Well, Batman makes an impact, taking out the mob boss, Falcone, and saving Rachel. I will say about Bruce and Rachel’s relationship: It plays much better in the flashbacks. That may be the intent because of his extended stay away, but it wasn’t amazing. Holmes played Rachel passably – it’s not great, but it beats the hell out of her replacement.
I haven’t talked about Scarecrow yet, but he is incredibly menacing. It is absolutely awesome to see the character on the big screen and made as a threat. I’m good with him being an unassuming, non-threatening man, but he is a little disappointing when translated into the movie.
He succeeds at poisoning the water supply, drives Falcone insane and nearly kills both Bruce and Rachel in separate instances. All the while, Fox is able to create an antidote, and Gordon becomes Batman’s ally at a time when the current commissioner doesn’t want vigilantism. (He should be more concerned about corruption, but whatever.)
The scene with the Batmobile is, again, unrealistic, but it’s beyond awesome. I gladly suspended my disbelief for that.
Finally, R’as shows up and burns down Wayne Manor, leading to the final fight, where Bruce learns there’s a difference between not killing and not saving. Rachel decides she can’t be with Bruce because Batman is the dominant personality, and she will wait for Batman to fix the city, just in time for a tease of the Joker.
I absolutely love this film.
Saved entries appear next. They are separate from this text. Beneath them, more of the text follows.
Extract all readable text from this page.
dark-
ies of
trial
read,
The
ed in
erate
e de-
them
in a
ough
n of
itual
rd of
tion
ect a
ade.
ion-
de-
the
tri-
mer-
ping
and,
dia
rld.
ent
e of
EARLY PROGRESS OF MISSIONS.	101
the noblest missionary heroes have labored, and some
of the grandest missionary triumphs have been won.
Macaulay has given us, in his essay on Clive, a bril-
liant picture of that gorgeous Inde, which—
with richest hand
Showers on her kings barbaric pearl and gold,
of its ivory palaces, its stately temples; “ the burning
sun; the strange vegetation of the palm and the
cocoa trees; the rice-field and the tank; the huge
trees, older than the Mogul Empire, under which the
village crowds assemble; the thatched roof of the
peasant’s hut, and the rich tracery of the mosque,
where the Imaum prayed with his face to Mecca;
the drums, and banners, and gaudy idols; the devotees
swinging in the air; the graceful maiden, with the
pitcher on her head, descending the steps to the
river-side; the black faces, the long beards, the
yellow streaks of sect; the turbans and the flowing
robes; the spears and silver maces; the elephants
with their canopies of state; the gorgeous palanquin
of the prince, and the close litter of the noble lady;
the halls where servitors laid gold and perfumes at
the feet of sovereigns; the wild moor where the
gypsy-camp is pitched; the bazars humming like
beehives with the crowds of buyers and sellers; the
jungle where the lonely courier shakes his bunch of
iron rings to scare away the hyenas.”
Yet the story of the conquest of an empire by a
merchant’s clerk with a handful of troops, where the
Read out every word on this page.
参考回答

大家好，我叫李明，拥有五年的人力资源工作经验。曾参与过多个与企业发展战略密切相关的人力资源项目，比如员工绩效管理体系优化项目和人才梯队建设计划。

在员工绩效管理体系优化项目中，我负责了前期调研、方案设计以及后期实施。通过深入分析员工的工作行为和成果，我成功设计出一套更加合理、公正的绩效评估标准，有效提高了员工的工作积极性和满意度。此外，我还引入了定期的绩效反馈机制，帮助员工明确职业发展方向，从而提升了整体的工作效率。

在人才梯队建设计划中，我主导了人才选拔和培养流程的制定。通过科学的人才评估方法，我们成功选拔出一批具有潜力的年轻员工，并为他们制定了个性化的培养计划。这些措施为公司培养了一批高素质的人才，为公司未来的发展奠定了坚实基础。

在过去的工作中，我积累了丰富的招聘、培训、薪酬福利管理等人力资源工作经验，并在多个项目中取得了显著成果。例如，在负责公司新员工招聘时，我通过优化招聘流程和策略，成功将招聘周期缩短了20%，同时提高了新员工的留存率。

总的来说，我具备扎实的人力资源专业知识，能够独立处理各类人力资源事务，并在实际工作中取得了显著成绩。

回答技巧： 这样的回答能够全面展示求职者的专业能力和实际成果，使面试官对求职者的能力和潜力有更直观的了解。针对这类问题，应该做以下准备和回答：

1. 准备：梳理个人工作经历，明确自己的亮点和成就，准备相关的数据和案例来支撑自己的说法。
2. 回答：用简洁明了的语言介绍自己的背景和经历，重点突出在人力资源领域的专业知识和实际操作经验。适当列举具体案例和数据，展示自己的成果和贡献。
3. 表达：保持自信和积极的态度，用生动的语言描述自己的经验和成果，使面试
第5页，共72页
It was a unique idea to try to embrace Batman as the only superhero with a tie in realism and make the film the way that they did. This movie serves as proof that the origin can be one of the most fun stories if done well.
It’s a unique take on the universe and has set up for a legendary trilogy. It is exactly why I don’t knock Spider-Man for its reboot.
Bruce Wayne is portrayed well during his training, and his weak portrayal of a playboy can be attributed to the fact that he’s getting used to the role. His Batman voice is also pretty good here, though it’s a little off-putting.
This film is actually better than I remembered and somehow is underrated despite its brilliance. I am going to give it 4 out of 4 stars and 9.3 out of 10.